J. Cameron Millar
My research efforts within the North Texas Eye Research Institute (NTERI) are dedicated to the investigation and further development of the mouse as a useful model for the study of aqueous humor dynamics and primary open-angle glaucoma (POAG). Areas of expertise include studies (in living animals) of: aqueous humor dynamics, intraocular pressure measurement, generation and development of transgenic models of POAG using viral vectors, visualization of the eye using spectral domain ocular coherence tomography (SD-OCT), and electroretinography. Projects currently under way include an investigation, using 5XFAD mice (which express five familial Alzheimer’s Disease (AD) mutations) into a possible connection between AD and POAG I also routinely interact with other NTERI members in a multi-disciplinary manner.
1. A possible association between primary open-angle glaucoma (POAG) and Alzheimer’s disease (AD)
A possible association between primary open-angle glaucoma (POAG) and Alzheimer’s disease (AD) is being studied in transgenic mice (5XFAD mice) that express five familial Alzheimer mutations (human amyloid precursor protein (APP) with Swedish mutations (K670N/M671L) at the β-secretase cleavage site and two FAD associated mutations (I716V/V717I) at the γ-secretase cleavage site, and human PS1 with the M146V and L286V mutations under control of mouse Thy-1 promoter). 5XFAD mice develop Aβ plaque deposition at 2 months and cognitive deficits and neurodegeneration at 4-6 months of age. We have found that 5XFAD mice exhibit significant disturbance in intraocular pressure (IOP) and corresponding changes in aqueous outflow facility compared with controls from age ~3 months onwards. At age ~6 months onwards they accumulate amyloid beta (Ab) in their retinal pigment epithelium and chamber angles, and at age ~10 months they exhibit severe thinning of their retinas and significant loss of retinal ganglion cells (RGCs). Their mean pattern electroretinography (PERG) amplitudes (a measure of RGC function) also diminish accordingly.
Millar, J.C., Webber, H.C., Phan T.N., Neubauer, S. & Clark, A.F. Primary open-angle glaucoma and Alzheimer’s disease: is there an association in 5XFAD mice? Invest. Ophthalmol. Vis. Sci. 57: 2016 ARVO (Accepted for presentation at ARVO meeting, Seattle, Washington, USA 2016).
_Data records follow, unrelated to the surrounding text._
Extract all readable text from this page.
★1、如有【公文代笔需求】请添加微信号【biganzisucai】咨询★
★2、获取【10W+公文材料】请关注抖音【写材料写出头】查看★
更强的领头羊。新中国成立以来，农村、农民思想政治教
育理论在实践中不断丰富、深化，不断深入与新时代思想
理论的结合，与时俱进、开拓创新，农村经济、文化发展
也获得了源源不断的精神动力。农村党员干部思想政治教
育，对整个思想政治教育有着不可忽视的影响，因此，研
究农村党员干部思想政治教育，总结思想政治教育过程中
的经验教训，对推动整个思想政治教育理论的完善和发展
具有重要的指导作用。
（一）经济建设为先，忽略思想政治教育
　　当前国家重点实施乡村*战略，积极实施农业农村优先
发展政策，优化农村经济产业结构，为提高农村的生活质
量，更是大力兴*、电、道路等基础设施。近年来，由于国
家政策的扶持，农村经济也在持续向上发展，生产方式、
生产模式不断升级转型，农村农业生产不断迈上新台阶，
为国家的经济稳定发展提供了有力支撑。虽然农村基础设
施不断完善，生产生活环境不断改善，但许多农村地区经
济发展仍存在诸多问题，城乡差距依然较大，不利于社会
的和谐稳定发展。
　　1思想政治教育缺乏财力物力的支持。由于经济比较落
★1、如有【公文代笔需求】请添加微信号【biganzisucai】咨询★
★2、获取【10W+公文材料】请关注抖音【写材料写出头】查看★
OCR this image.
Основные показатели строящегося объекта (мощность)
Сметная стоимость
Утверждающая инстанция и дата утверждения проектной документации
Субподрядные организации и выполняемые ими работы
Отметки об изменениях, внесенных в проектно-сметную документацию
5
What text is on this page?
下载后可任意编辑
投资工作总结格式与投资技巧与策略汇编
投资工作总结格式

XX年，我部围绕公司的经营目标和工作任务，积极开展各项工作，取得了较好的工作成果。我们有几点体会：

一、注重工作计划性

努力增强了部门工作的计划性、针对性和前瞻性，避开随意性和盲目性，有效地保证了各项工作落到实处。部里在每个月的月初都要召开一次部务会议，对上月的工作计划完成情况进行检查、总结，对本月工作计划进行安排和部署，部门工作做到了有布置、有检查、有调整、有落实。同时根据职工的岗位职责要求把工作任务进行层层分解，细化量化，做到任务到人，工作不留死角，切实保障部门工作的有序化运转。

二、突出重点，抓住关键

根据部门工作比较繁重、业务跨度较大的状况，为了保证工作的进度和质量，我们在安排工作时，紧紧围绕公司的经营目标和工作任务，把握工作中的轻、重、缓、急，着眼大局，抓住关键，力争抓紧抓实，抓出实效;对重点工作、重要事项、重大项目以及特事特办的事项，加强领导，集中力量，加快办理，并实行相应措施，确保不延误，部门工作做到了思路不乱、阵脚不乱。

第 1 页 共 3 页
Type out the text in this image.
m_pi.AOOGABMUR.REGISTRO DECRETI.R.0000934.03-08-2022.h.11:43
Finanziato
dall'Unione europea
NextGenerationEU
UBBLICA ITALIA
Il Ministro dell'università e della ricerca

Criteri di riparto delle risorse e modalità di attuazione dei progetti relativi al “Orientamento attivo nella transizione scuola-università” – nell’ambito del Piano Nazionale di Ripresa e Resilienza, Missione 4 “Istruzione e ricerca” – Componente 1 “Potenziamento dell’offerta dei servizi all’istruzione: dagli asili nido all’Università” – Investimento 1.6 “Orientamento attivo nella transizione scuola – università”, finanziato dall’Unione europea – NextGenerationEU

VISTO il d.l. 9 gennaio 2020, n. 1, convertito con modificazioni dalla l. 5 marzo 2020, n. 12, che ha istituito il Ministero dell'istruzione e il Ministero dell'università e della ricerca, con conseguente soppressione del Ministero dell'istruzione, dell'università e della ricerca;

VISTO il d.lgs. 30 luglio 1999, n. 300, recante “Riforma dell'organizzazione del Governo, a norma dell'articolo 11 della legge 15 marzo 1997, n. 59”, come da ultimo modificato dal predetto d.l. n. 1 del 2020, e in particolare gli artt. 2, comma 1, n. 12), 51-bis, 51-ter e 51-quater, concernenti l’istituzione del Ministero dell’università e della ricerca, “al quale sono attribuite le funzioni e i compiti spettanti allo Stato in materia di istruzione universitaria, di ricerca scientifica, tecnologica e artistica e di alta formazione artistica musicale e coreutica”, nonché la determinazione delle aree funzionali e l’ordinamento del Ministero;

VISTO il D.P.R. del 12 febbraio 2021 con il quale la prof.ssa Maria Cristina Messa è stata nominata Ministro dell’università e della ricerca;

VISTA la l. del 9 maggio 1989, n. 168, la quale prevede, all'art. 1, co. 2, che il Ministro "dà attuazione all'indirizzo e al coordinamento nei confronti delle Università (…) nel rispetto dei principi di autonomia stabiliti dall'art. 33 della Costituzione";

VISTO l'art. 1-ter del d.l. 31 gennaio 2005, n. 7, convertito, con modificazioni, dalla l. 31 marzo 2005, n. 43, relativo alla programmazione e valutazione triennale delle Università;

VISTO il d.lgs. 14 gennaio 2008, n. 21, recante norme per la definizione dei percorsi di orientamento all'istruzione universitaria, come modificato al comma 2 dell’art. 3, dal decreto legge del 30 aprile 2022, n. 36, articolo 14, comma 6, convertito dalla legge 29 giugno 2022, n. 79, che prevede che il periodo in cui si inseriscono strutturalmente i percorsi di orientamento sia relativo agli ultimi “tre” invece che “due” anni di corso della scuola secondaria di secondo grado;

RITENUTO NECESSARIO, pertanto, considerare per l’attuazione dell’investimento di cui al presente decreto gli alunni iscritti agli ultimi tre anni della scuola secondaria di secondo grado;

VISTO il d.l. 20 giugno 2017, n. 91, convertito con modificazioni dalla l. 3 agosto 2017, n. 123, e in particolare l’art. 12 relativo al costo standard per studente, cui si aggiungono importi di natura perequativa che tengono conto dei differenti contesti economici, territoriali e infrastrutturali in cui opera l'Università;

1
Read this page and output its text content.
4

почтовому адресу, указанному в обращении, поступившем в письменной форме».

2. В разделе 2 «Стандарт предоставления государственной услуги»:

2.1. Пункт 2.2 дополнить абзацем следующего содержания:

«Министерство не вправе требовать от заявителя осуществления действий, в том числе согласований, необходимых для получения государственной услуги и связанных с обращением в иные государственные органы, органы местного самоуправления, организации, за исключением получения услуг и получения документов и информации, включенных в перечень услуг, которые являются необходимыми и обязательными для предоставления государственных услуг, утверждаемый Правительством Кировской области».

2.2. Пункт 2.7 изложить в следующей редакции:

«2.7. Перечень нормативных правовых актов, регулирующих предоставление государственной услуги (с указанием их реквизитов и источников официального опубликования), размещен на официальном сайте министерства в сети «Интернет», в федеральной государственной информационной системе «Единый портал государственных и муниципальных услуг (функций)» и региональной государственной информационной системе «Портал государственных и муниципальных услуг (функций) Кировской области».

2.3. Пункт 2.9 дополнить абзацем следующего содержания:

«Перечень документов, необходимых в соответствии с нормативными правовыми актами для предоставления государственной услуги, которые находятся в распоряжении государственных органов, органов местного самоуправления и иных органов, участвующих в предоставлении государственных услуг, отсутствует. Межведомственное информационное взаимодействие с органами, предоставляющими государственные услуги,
2.The Use of Lentiviral Vectors as Anterior Segment Gene Transducing Agents in the Mouse are Under Investigation
Recently, we injected copGFP HIV and FIV vectors into mouse eyes and studied expression of fluorescence and immunogenicity, according to the following methodology: Naïve BALB/cJ and C3H/HeJ mice, 8-9 weeks (♀) were each divided into 2 cohorts (N = 5 animals/cohort). One cohort of BALB/cJ and C3H/HeJ animals received (OS only) an intravitreal (IVT) injection (1.336´106 ifu/2μL injection bolus) of FIV vector (pSIF1-H1-siLuc-copGFP). The other cohort of BALB/cJ and C3H/HeJ animals received (OS only) an IVT injection of HIV vector (pSIH1-H1-siLuc-copGFP (8.7´106 ifu/2μL injection bolus)). From Day = 6 following injection, eyes were examined twice/week for fluorescence, and by ophthalmoscopy. On Day = 40, animals were sacrificed and eyes processed for histology. Lentivrus-injected eyes in C3H/HeJ animals showed significant fluorescence in the chamber angle, starting at Day = 9 (HIV) and Day = 20 (FIV), which persisted to sacrifice. FIV-injected eyes in BALB/cJ animals showed marginal fluorescence, starting at Day = 9. HIV-injected eyes in BALB/cJ animals showed no fluorescence. No immunogenicity was seen. In both HIV and FIV-injected C3H/HeJ eye sections, fluorescence was seen in the trabecular meshwork (TM). In FIV-injected BALB/cJ eyes, marginal fluorescence was seen in the TM. Injected eyes also showed marginal fluorescence in retina and lens. In HIV-injected BALB/cJ eyes, no fluorescence was seen. No evidence of inflammatory infiltrates was seen. We conclude that lentiviral vectors are able to yield sustained transgene expression in C3H/HeJ mice TM following IVT injection, without promoting immunogenicity.
Millar, J.C., Holder, M. & Clark, A.F. Investigation of lentiviral vectors as anterior segment gene transducing agents in the mouse. J. Ocul. Pharmacol. Ther. 2015 (Accepted for presentation at AOPT meeting, Charleston, South Carolina, USA 2015).